Thoughts on Four-Dimensional Vectors#

I hope this introductory article can provide you with some insights, but in fact, the wonderful uses of four-dimensional vectors go far beyond this. Due to space constraints, I would like to conclude this article here (perhaps later I can start a series to document this: P). We see that four-dimensional vectors provide a unified and elegant mathematical framework for understanding relativistic phenomena. I hope this can inspire you and provoke thought; sometimes abstract mathematical tools can greatly advance our understanding of physics.

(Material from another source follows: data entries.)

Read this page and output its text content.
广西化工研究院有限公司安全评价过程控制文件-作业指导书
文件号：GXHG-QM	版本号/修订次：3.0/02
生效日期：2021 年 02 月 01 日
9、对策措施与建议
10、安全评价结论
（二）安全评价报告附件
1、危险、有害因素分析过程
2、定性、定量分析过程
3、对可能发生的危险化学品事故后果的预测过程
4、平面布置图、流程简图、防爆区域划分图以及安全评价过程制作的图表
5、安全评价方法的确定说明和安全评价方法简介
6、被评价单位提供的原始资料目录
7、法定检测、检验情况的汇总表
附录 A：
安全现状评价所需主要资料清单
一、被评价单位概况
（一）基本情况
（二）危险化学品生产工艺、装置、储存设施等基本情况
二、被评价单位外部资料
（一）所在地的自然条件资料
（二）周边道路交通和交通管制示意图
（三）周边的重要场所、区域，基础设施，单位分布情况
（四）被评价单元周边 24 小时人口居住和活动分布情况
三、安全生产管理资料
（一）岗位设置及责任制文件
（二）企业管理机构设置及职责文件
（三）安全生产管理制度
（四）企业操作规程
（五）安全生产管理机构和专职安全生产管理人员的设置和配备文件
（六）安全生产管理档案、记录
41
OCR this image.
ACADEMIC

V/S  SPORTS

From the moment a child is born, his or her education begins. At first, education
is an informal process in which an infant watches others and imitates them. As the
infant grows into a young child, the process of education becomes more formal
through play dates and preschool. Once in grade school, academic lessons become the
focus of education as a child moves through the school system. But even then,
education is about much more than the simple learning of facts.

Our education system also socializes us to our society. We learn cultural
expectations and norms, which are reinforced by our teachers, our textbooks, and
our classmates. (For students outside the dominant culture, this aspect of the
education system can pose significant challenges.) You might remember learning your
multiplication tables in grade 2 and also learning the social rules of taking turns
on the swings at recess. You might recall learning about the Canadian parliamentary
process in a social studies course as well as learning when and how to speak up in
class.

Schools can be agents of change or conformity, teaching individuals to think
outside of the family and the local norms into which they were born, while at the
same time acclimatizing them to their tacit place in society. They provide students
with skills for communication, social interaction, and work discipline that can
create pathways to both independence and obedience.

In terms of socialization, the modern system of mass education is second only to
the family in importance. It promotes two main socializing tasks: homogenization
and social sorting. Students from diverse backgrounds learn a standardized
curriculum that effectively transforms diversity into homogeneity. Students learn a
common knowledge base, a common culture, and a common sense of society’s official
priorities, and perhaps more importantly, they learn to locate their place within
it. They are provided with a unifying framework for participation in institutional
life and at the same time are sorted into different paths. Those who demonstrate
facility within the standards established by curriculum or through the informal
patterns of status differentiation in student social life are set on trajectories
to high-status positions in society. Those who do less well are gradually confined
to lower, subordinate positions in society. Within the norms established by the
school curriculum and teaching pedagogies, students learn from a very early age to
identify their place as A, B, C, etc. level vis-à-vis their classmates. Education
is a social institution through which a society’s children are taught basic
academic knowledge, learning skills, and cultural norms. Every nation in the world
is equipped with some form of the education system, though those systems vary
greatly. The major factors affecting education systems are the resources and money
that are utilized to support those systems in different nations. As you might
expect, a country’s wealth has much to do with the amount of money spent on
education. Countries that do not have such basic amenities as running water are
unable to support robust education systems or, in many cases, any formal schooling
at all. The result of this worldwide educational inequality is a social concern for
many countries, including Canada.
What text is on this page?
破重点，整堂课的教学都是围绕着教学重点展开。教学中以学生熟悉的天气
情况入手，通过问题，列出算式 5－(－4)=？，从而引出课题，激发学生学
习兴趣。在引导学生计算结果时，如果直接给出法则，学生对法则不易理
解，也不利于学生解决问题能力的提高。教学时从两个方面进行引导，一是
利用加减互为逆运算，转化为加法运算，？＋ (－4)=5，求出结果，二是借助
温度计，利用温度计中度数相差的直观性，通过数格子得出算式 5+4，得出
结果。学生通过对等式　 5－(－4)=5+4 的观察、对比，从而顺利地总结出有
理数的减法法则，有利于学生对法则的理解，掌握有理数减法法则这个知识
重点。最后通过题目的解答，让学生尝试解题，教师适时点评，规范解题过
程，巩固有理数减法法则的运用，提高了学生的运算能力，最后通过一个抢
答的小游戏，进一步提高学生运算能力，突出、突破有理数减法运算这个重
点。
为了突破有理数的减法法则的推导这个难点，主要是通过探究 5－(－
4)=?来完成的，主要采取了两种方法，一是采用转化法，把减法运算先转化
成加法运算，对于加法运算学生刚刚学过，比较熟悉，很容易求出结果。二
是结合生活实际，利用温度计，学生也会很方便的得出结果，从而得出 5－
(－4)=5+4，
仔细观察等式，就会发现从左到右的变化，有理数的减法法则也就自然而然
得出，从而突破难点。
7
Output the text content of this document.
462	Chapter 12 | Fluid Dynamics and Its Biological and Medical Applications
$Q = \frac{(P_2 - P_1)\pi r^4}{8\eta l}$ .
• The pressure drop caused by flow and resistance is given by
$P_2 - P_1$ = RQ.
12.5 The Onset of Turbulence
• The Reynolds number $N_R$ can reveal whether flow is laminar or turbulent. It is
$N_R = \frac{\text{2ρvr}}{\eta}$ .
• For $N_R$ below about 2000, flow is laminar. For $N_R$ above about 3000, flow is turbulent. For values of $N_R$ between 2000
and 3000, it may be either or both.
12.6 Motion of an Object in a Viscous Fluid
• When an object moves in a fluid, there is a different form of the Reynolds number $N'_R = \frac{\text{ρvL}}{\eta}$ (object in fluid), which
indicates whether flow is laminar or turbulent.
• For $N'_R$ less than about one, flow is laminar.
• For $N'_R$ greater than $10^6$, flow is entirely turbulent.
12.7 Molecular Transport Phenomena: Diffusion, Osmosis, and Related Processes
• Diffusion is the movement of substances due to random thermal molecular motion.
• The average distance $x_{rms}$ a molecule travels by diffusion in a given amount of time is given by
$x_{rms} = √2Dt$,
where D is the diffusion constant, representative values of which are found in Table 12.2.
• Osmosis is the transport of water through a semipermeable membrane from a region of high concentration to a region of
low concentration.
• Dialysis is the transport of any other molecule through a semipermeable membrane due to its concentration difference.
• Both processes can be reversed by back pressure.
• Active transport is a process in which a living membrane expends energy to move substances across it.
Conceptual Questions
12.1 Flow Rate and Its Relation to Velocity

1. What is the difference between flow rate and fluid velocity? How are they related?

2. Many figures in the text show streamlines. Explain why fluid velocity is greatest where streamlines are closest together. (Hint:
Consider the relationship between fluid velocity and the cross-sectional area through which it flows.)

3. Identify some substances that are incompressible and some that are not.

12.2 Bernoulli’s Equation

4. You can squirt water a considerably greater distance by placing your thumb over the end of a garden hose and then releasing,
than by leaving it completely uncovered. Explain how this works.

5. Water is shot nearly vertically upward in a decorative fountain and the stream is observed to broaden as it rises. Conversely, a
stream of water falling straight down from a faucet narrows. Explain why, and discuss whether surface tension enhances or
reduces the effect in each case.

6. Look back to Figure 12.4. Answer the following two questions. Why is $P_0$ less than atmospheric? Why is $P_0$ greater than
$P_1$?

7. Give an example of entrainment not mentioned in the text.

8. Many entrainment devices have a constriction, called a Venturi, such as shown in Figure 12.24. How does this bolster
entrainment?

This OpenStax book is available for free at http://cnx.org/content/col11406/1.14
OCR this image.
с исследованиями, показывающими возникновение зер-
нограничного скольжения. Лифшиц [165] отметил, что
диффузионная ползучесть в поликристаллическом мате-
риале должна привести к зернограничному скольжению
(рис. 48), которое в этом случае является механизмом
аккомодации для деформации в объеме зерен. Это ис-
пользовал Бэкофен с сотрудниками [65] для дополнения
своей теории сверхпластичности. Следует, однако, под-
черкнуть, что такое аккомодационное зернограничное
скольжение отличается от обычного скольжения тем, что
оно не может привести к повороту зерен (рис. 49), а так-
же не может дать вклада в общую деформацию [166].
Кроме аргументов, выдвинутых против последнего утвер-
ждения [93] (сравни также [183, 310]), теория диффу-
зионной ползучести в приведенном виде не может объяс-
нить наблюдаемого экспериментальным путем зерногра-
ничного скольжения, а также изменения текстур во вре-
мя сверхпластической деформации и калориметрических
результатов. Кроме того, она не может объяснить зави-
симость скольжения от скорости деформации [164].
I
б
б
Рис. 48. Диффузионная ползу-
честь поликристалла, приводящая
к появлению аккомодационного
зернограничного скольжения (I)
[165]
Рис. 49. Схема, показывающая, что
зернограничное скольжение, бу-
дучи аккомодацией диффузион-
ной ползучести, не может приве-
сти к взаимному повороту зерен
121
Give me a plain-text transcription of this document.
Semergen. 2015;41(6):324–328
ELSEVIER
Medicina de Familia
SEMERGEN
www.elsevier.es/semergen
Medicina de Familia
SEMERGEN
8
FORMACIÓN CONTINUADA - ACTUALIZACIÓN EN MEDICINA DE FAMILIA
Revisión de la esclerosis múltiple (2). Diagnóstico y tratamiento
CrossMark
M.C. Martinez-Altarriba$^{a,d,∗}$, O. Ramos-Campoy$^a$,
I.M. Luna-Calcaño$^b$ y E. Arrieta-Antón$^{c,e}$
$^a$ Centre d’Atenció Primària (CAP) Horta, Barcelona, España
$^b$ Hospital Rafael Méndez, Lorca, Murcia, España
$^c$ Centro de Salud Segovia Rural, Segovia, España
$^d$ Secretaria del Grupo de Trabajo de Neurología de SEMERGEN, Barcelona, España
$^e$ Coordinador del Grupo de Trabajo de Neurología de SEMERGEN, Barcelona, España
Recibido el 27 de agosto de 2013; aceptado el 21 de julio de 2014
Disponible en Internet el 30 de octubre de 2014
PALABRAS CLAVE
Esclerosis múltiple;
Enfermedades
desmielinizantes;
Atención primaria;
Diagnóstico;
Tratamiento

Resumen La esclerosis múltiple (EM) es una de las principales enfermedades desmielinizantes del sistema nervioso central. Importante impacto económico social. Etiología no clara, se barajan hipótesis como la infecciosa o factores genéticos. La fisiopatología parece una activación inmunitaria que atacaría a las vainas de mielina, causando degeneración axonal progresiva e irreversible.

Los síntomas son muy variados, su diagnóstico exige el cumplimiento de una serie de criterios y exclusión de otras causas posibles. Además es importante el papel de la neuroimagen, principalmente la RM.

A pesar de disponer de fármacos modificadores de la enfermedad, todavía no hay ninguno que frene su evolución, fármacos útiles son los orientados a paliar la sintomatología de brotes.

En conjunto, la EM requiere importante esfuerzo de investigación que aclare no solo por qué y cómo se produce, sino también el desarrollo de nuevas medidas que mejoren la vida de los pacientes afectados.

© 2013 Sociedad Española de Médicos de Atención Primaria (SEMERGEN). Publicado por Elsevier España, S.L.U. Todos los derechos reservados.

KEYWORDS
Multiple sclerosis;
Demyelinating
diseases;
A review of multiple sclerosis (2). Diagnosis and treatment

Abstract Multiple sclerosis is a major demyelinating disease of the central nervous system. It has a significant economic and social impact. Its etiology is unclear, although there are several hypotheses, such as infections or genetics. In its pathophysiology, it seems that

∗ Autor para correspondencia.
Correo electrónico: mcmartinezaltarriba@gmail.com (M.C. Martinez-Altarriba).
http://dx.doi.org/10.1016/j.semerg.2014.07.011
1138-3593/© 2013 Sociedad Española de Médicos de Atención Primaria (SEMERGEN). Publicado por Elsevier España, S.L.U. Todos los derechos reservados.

PS: Regarding whether four-dimensional vectors can be used in middle school physics competitions, my current experience is that they can be attempted for problems that one is very confident about, but once a mistake is made, do not expect to receive partial credit for the process. Unfortunately, physics competitions are also exams, and the most basic and classical methods are often the most favored (but using four-dimensional vectors for verification is still very good: D).